Interwencja: Robotnicy zniszczyli zabytek w Markowicach
Robotnicy budujący kanalizację sanitarną w Markowicach, bez mrugnięcia okiem rozkręcili ponad sto metrów zabytkowej linii kolejki wąskotorowej. Sprawą zainteresował się wojewódzki konserwator zabytków w Katowicach, który do wyjaśnienia sprawy nakazał wstrzymać prace.
We wtorek, 18 sierpnia, około godziny 10.00 na przejeździe kolejowym w Markowicach pojawili się policjanci. Stróże prawa zainteresowali się pobliskimi pracami przy budowie kanalizacji. Policję powiadomili mieszkańcy, którzy od kilku dni obserwowali poczynania robotników, którzy demontowali zabytkowy szlak wąskotorówki. Jak się okazało, firma zajmująca się pracami nie dopełniła wszystkich formalności a tory rozkręciła bezprawnie. – Nie ma wątpliwości, że został zniszczony cenny zabytek – mówi Jarosław Łuszcz, naczelnik stacji kolejki wąskotorowej w Rudach. – Nie wiem, gdzie panowie budujący kanalizację złożyli tory, ale w Markowicach leży zaledwie część zdemontowanych torów – niepokoi się Łuszcz.

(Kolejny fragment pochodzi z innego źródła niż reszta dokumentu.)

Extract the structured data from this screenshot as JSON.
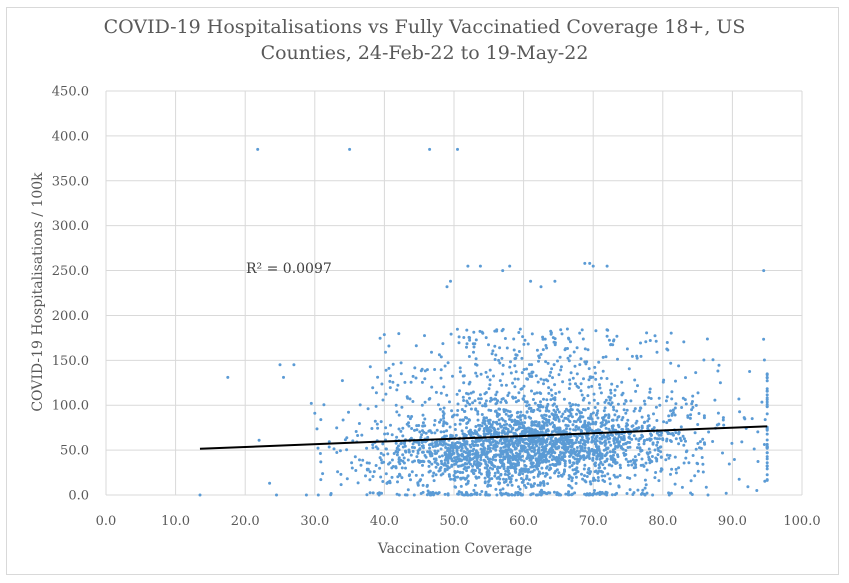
{
  "chart_data": {
    "type": "scatter",
    "title_line1": "COVID-19 Hospitalisations vs Fully Vaccinatied Coverage 18+, US",
    "title_line2": "Counties, 24-Feb-22 to 19-May-22",
    "xlabel": "Vaccination Coverage",
    "ylabel": "COVID-19 Hospitalisations / 100k",
    "xlim": [
      0,
      100
    ],
    "ylim": [
      0,
      450
    ],
    "x_ticks": [
      "0.0",
      "10.0",
      "20.0",
      "30.0",
      "40.0",
      "50.0",
      "60.0",
      "70.0",
      "80.0",
      "90.0",
      "100.0"
    ],
    "y_ticks": [
      "0.0",
      "50.0",
      "100.0",
      "150.0",
      "200.0",
      "250.0",
      "300.0",
      "350.0",
      "400.0",
      "450.0"
    ],
    "grid": true,
    "legend": "none",
    "marker_color": "#5b9bd5",
    "trendline": {
      "type": "linear",
      "x_start": 13.5,
      "x_end": 95,
      "y_start": 51.5,
      "y_end": 76.5,
      "color": "#000000"
    },
    "annotation": "R² = 0.0097",
    "point_count_approx": 3000,
    "notable_points": [
      {
        "x": 21.8,
        "y": 385
      },
      {
        "x": 35,
        "y": 385
      },
      {
        "x": 46.5,
        "y": 385
      },
      {
        "x": 50.5,
        "y": 385
      },
      {
        "x": 49,
        "y": 232
      },
      {
        "x": 49.5,
        "y": 238
      },
      {
        "x": 52,
        "y": 255
      },
      {
        "x": 53.8,
        "y": 255
      },
      {
        "x": 57,
        "y": 250
      },
      {
        "x": 58,
        "y": 255
      },
      {
        "x": 61,
        "y": 238
      },
      {
        "x": 62.5,
        "y": 232
      },
      {
        "x": 64.5,
        "y": 238
      },
      {
        "x": 68.8,
        "y": 258
      },
      {
        "x": 69.5,
        "y": 258
      },
      {
        "x": 70,
        "y": 255
      },
      {
        "x": 72,
        "y": 255
      },
      {
        "x": 94.5,
        "y": 250
      },
      {
        "x": 17.5,
        "y": 131
      },
      {
        "x": 22,
        "y": 61
      },
      {
        "x": 23.5,
        "y": 13
      },
      {
        "x": 24.5,
        "y": 0
      },
      {
        "x": 25,
        "y": 145
      },
      {
        "x": 25.5,
        "y": 131
      },
      {
        "x": 27,
        "y": 145
      },
      {
        "x": 13.5,
        "y": 0
      },
      {
        "x": 28.8,
        "y": 0
      },
      {
        "x": 29.5,
        "y": 102
      },
      {
        "x": 30,
        "y": 91
      },
      {
        "x": 30.5,
        "y": 0
      },
      {
        "x": 86.5,
        "y": 0
      },
      {
        "x": 93.5,
        "y": 5
      }
    ]
  }
}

Miłośnicy wąskotorówki zawiadomili wojewódzkiego konserwatora zabytków. Gdy inżynierowie z Katowic dowiedzieli się o rozkręceniu zabytkowych torów, złapali się za głowę. – To niedopuszczalne. Natychmiast wstrzymaliśmy prace w Markowicach, bo były prowadzone bez podstawowych pozwoleń. Robotnicy bez zastanowienia rozmontowali tory, które przecież są wpisane do rejestru zabytków. Nie pozwolimy na dalsze prace, dopóki sprawy nie zostaną uregulowane – wyjaśnia Adam Szewczyk z Wojewódzkiego Urzędu Ochrony Zabytków w Katowicach.
Magistrat umywa ręce
Postanowiliśmy zapytać w raciborskim magistracie, czy urzędnicy wiedzieli, że projekt kanalizacji krzyżuje się z zabytkiem. Tatiana Olbrot-Labocha, kierownik Biura Realizacji Projektu, nie chciała komentować sprawy, odsyłając nas do wiceprezydenta Wojciecha Krzyżeka, pełnomocnika ds. realizacji projektu. –Tak naprawdę wszystko było ustalone z konserwatorem zabytków. Przekazaliśmy teren firmie i ta popełniła błąd, nie informując odpowiednich instytucji o przystąpieniu do demontażu – wyjaśnia całe zamieszanie w Markowicach Krzyżek. Jak się okazuje, nad całym procesem demontażu torów powinni czuwać fachowcy. Tego rodzaju zabytki demontuje się ostrożnie, zabezpieczając i opisując wszystkie elementy a następnie układa się je na starym miejscu. Trudno uwierzyć, że tory w Markowicach wrócą w swoje dawne miejsce. – Jeśli ktoś twierdzi, że doszło do kradzieży, powinien powiadomić policję – ucina Krzyżek.
Sprawdza, czego brakuje
Kanalizację w Markowicach buduje firma Borbud z Raciborza. Jej szef Ryszard Bortel tłumaczy, że tory i tak trzeba było zdemontować, by wykonać wykopy. – Mięliśmy zamiar odtworzyć torowisko. Mam nadzieję, że uda nam się to do końca sierpnia. Ułożymy ponownie te elementy, których stan techniczny będzie na to pozwalał. Z niektórymi przegnitymi podkładami niestety nic się nie da zrobić – tłumaczy. Po reakcji urzędników z Katowic, na przejeździe kolejowym w Markowicach nie było żywej duszy. Przy niezabezpieczonych wykopach walały się podkłady i elementy zabytkowego torowiska. Jarosław Łuszcz jest pewny, że na miejscu brakuje większości torów. – Prawda wyjdzie na jaw po odtworzeniu torowiska. Miejmy nadzieję, że nie trafiły one na złom. Jeśli tak, to firma będzie musiała zamówić nowe tory. Wspólnie z władzami Rybnika staramy się o poważne środki z Unii Europejskiej na ratowanie wąskotorówki w regionie. Przez takie bezmyślne działania niedługo nie będzie co ratować – nie owija w bawełnę naczelnik z Rud. – Jeśli okaże się, że tory nie zostały przywrócone do poprzedniego stanu, wyciągniemy konsekwencje. Za niszczenie zabytków prawo przewiduje kary – kwituje Szewczyk.